SALEM, MA — Salem was awarded a $7.3 million Transforming Energy in Schools Initiative grant from the Massachusetts Department of Energy Resources and National Grid for work at the Horace Mann Laboratory School.
The funding will support a comprehensive emissions-reduction project at the school. The city said the project is intended to accelerate Salem's transition toward cleaner, more efficient public buildings.
Last year, Salem received a $5 million Massachusetts Clean Energy Center Green School Works grant for the same project. The work is also supported through the Massachusetts School Building Authority's Accelerated Repair Program.
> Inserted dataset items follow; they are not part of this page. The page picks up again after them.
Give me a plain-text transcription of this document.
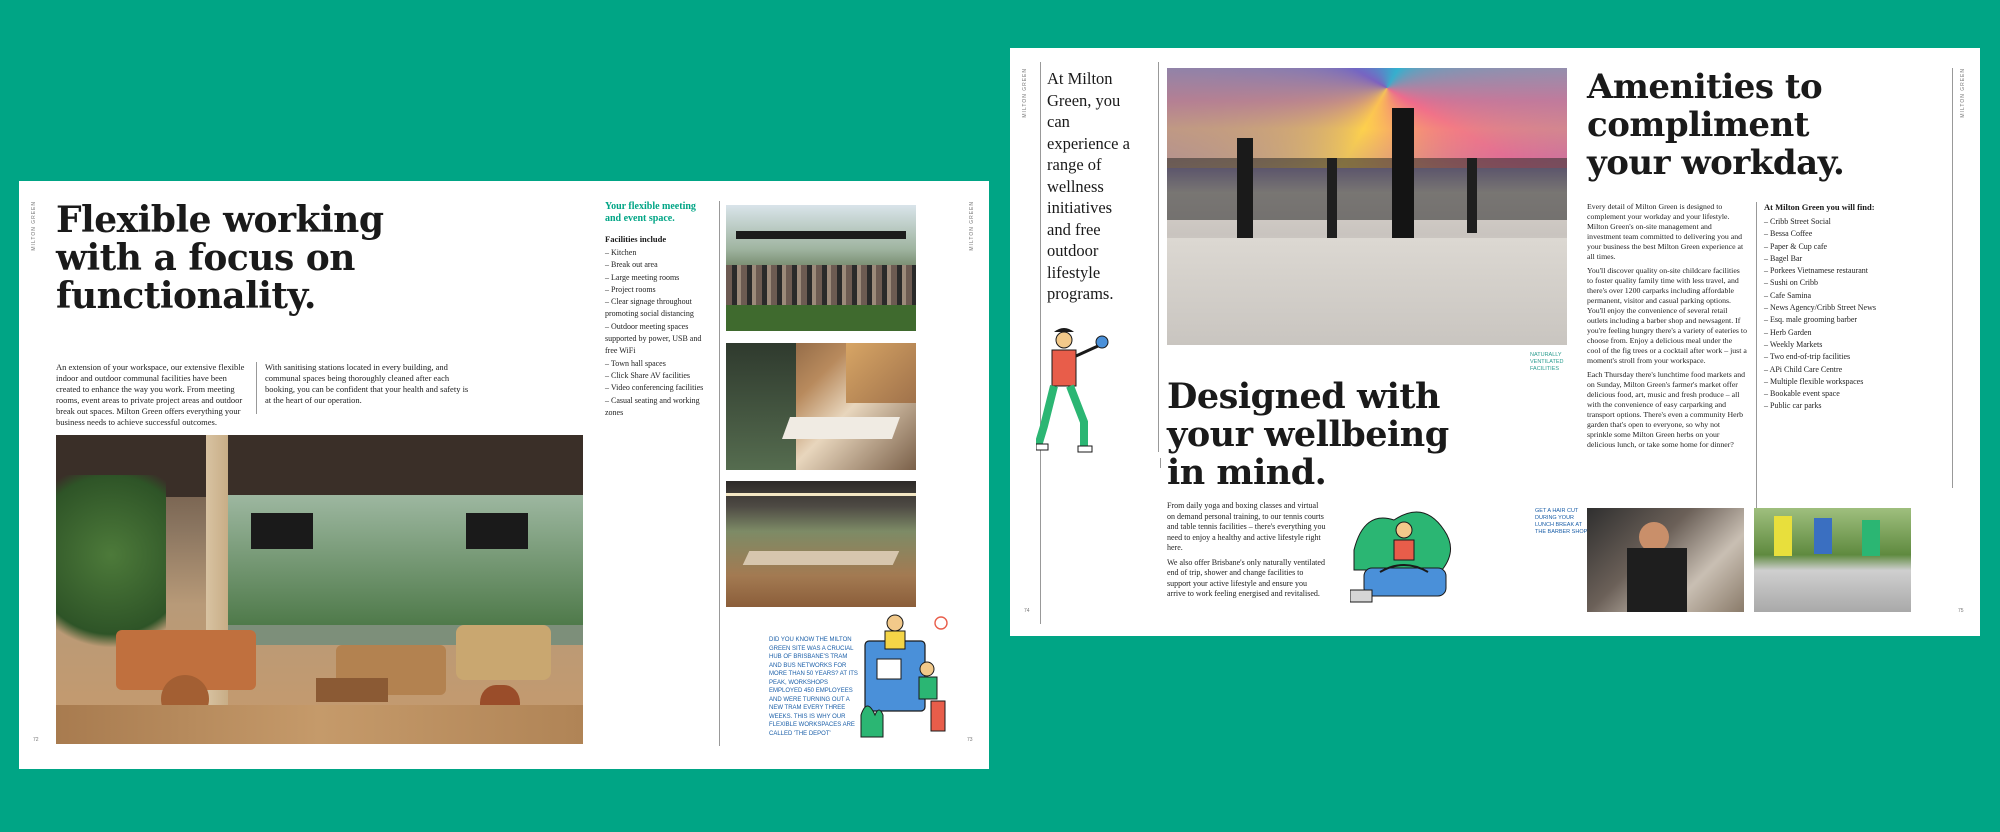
MILTON GREEN	MILTON GREEN
72	73
Flexible working with a focus on functionality.

An extension of your workspace, our extensive flexible indoor and outdoor communal facilities have been created to enhance the way you work. From meeting rooms, event areas to private project areas and outdoor break out spaces. Milton Green offers everything your business needs to achieve successful outcomes.

With sanitising stations located in every building, and communal spaces being thoroughly cleaned after each booking, you can be confident that your health and safety is at the heart of our operation.

Your flexible meeting and event space.
Facilities include
– Kitchen
– Break out area
– Large meeting rooms
– Project rooms
– Clear signage throughout promoting social distancing
– Outdoor meeting spaces supported by power, USB and free WiFi
– Town hall spaces
– Click Share AV facilities
– Video conferencing facilities
– Casual seating and working zones
DID YOU KNOW THE MILTON GREEN SITE WAS A CRUCIAL HUB OF BRISBANE'S TRAM AND BUS NETWORKS FOR MORE THAN 50 YEARS? AT ITS PEAK, WORKSHOPS EMPLOYED 450 EMPLOYEES AND WERE TURNING OUT A NEW TRAM EVERY THREE WEEKS. THIS IS WHY OUR FLEXIBLE WORKSPACES ARE CALLED 'THE DEPOT'
MILTON GREEN	MILTON GREEN
74	75
At Milton Green, you can experience a range of wellness initiatives and free outdoor lifestyle programs.
NATURALLY VENTILATED FACILITIES
Designed with your wellbeing in mind.

From daily yoga and boxing classes and virtual on demand personal training, to our tennis courts and table tennis facilities – there's everything you need to enjoy a healthy and active lifestyle right here.

We also offer Brisbane's only naturally ventilated end of trip, shower and change facilities to support your active lifestyle and ensure you arrive to work feeling energised and revitalised.

Amenities to compliment your workday.

Every detail of Milton Green is designed to complement your workday and your lifestyle. Milton Green's on-site management and investment team committed to delivering you and your business the best Milton Green experience at all times.

You'll discover quality on-site childcare facilities to foster quality family time with less travel, and there's over 1200 carparks including affordable permanent, visitor and casual parking options. You'll enjoy the convenience of several retail outlets including a barber shop and newsagent. If you're feeling hungry there's a variety of eateries to choose from. Enjoy a delicious meal under the cool of the fig trees or a cocktail after work – just a moment's stroll from your workspace.

Each Thursday there's lunchtime food markets and on Sunday, Milton Green's farmer's market offer delicious food, art, music and fresh produce – all with the convenience of easy carparking and transport options. There's even a community Herb garden that's open to everyone, so why not sprinkle some Milton Green herbs on your delicious lunch, or take some home for dinner?

At Milton Green you will find:
– Cribb Street Social
– Bessa Coffee
– Paper & Cup cafe
– Bagel Bar
– Porkees Vietnamese restaurant
– Sushi on Cribb
– Cafe Samina
– News Agency/Cribb Street News
– Esq. male grooming barber
– Herb Garden
– Weekly Markets
– Two end-of-trip facilities
– APi Child Care Centre
– Multiple flexible workspaces
– Bookable event space
– Public car parks
GET A HAIR CUT DURING YOUR LUNCH BREAK AT THE BARBER SHOP
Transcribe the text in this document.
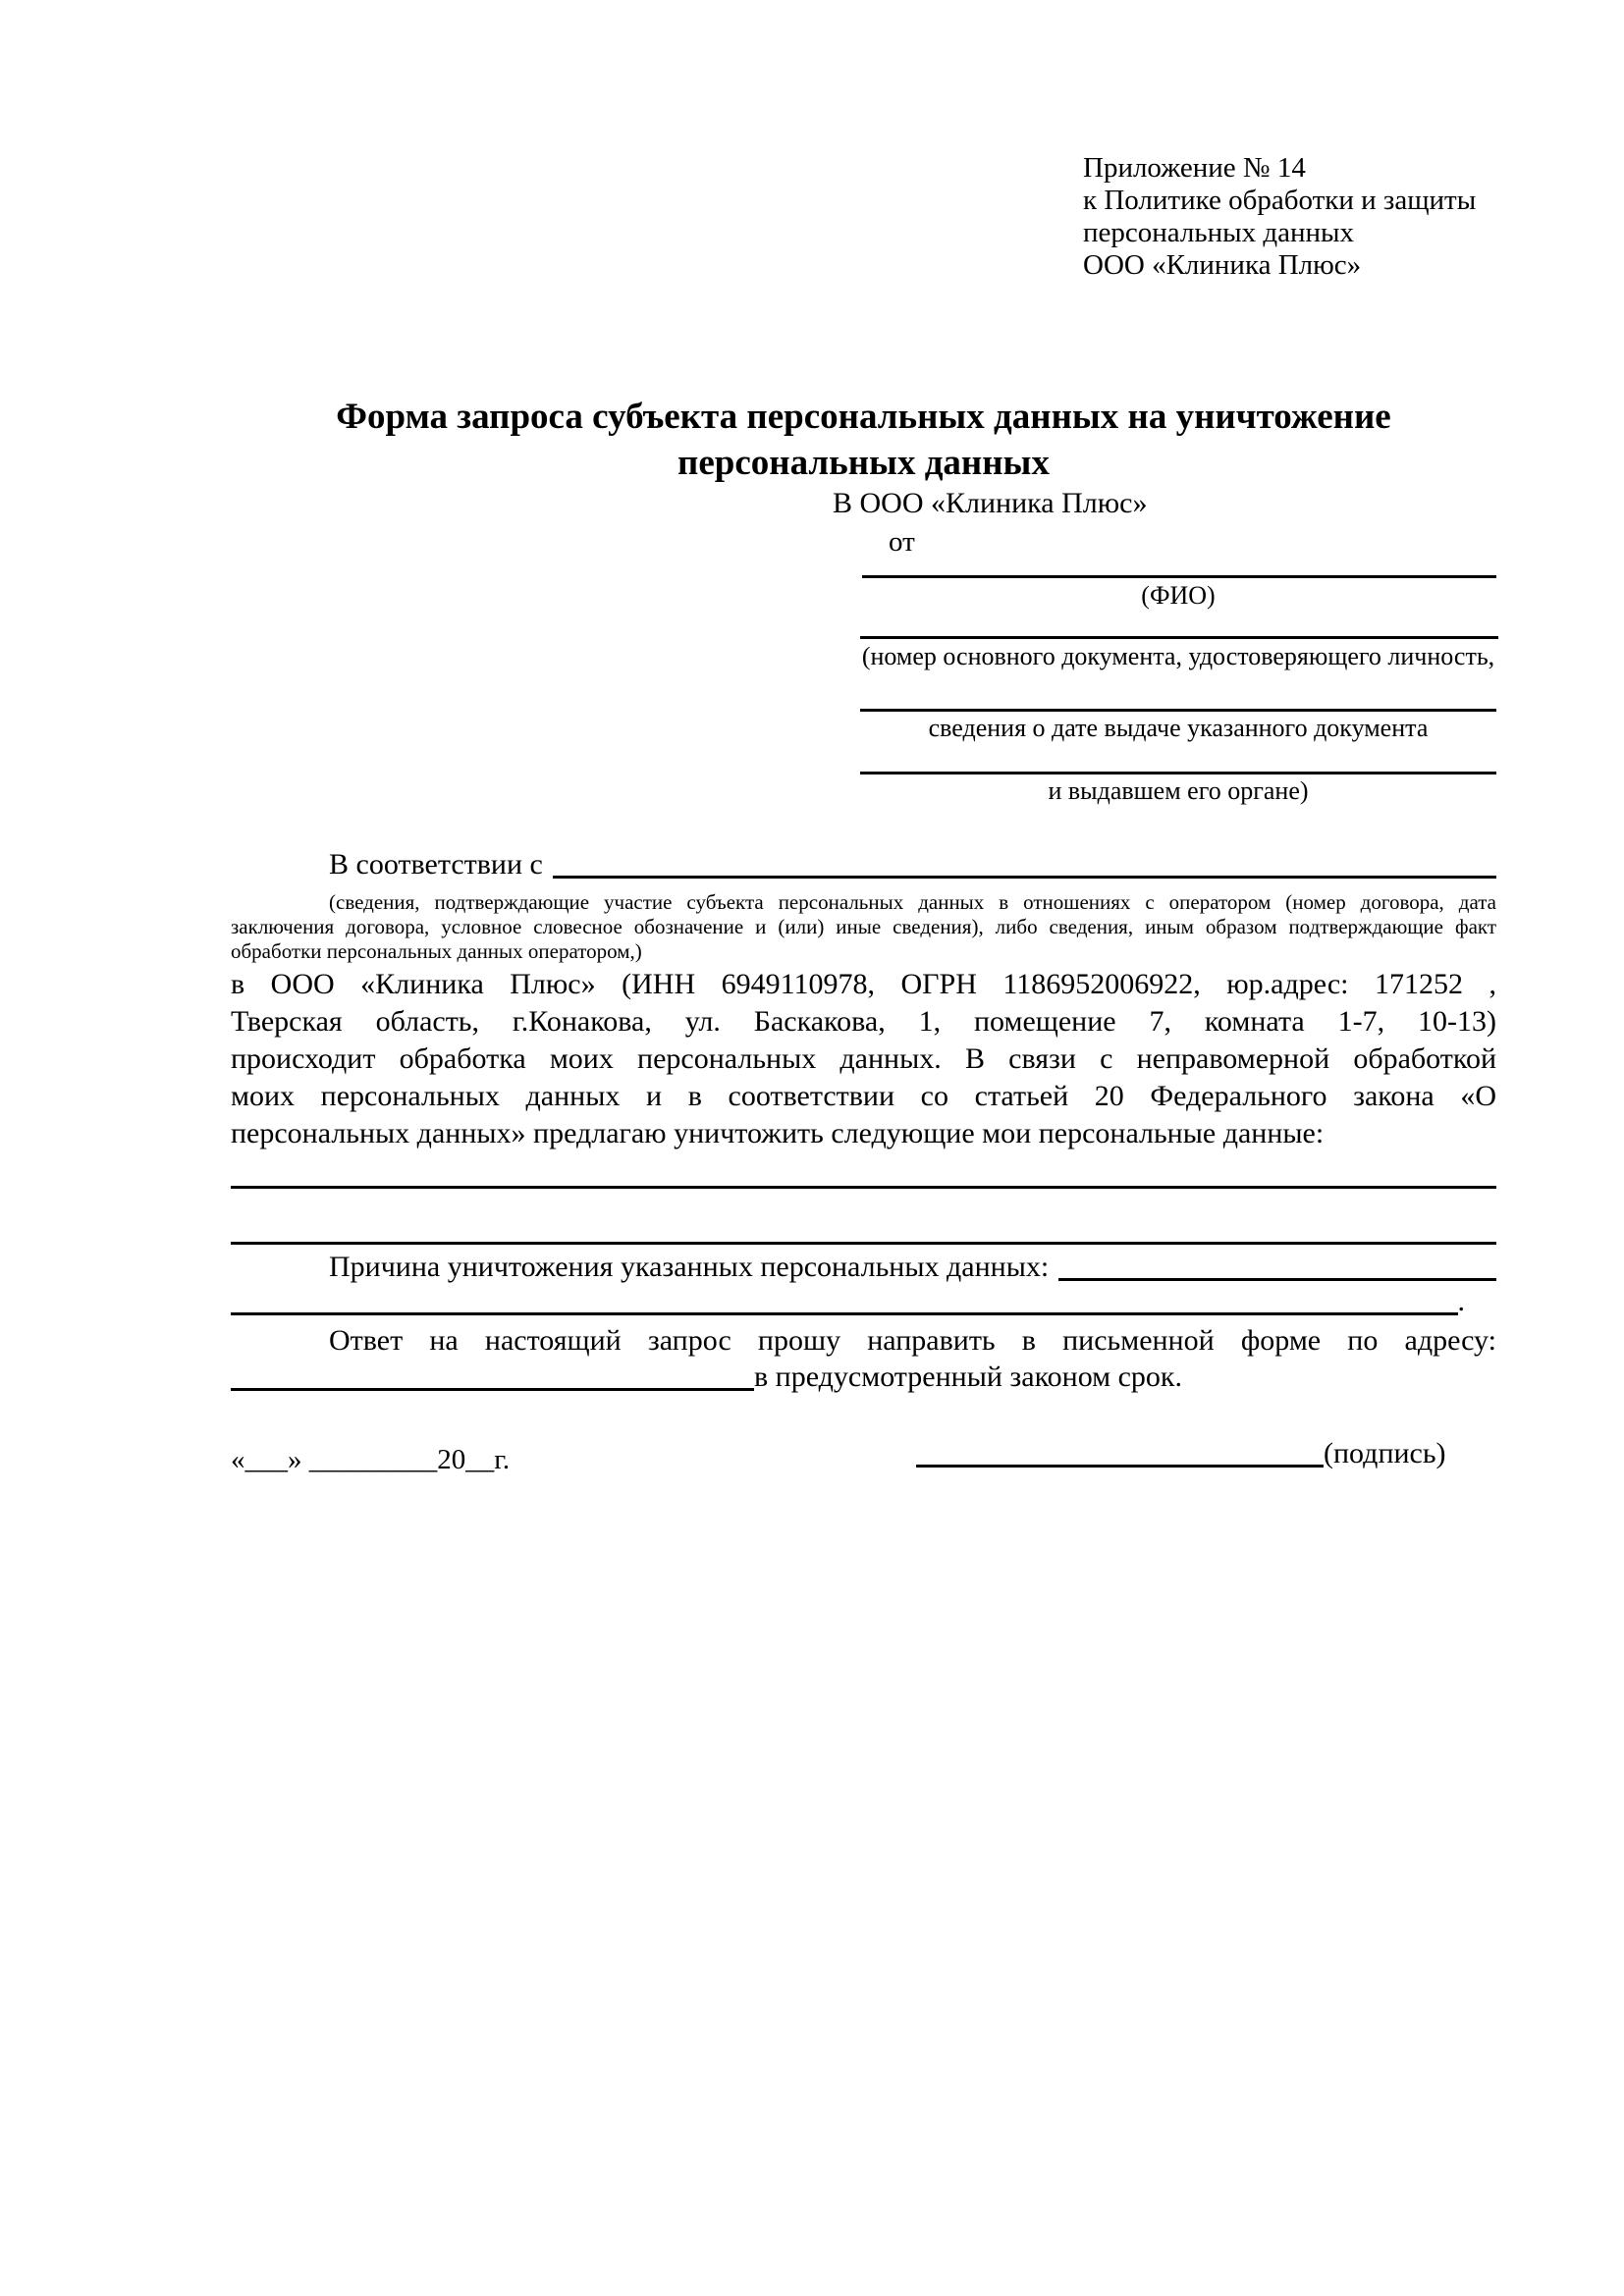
Приложение № 14
к Политике обработки и защиты
персональных данных
ООО «Клиника Плюс»
Форма запроса субъекта персональных данных на уничтожение
персональных данных
В ООО «Клиника Плюс»
от
(ФИО)
(номер основного документа, удостоверяющего личность,
сведения о дате выдаче указанного документа
и выдавшем его органе)
В соответствии с
(сведения, подтверждающие участие субъекта персональных данных в отношениях с оператором (номер договора, дата
заключения договора, условное словесное обозначение и (или) иные сведения), либо сведения, иным образом подтверждающие факт
обработки персональных данных оператором,)
в ООО «Клиника Плюс» (ИНН 6949110978, ОГРН 1186952006922, юр.адрес: 171252 ,
Тверская область, г.Конакова, ул. Баскакова, 1, помещение 7, комната 1-7, 10-13)
происходит обработка моих персональных данных. В связи с неправомерной обработкой
моих персональных данных и в соответствии со статьей 20 Федерального закона «О
персональных данных» предлагаю уничтожить следующие мои персональные данные:
Причина уничтожения указанных персональных данных:
.
Ответ на настоящий запрос прошу направить в письменной форме по адресу:
в предусмотренный законом срок.
«___» _________20__г.	(подпись)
Those funding sources will allow the city to pursue full decarbonization of the Horace Mann Laboratory School.
"This investment brings us another step closer to a cleaner, healthier, and more sustainable future for Salem," Mayor Dominick Pangallo said. "By advancing educational investments such as the decarbonization of Horace Mann and building a next-generation high school, we're not only modernizing our schools — we're dramatically reducing our carbon footprint and leading by example in the effort for a safer and more sustainable future."
The city said the Horace Mann project is tied to the planned construction of a new, energy-efficient Salem High School. Both schools are located at 77 Willson Street, where Salem aims to create a net-zero-emissions campus, according to the announcement.
Once complete, that campus is expected to deliver an approximate 30 percent reduction in the city's total emissions.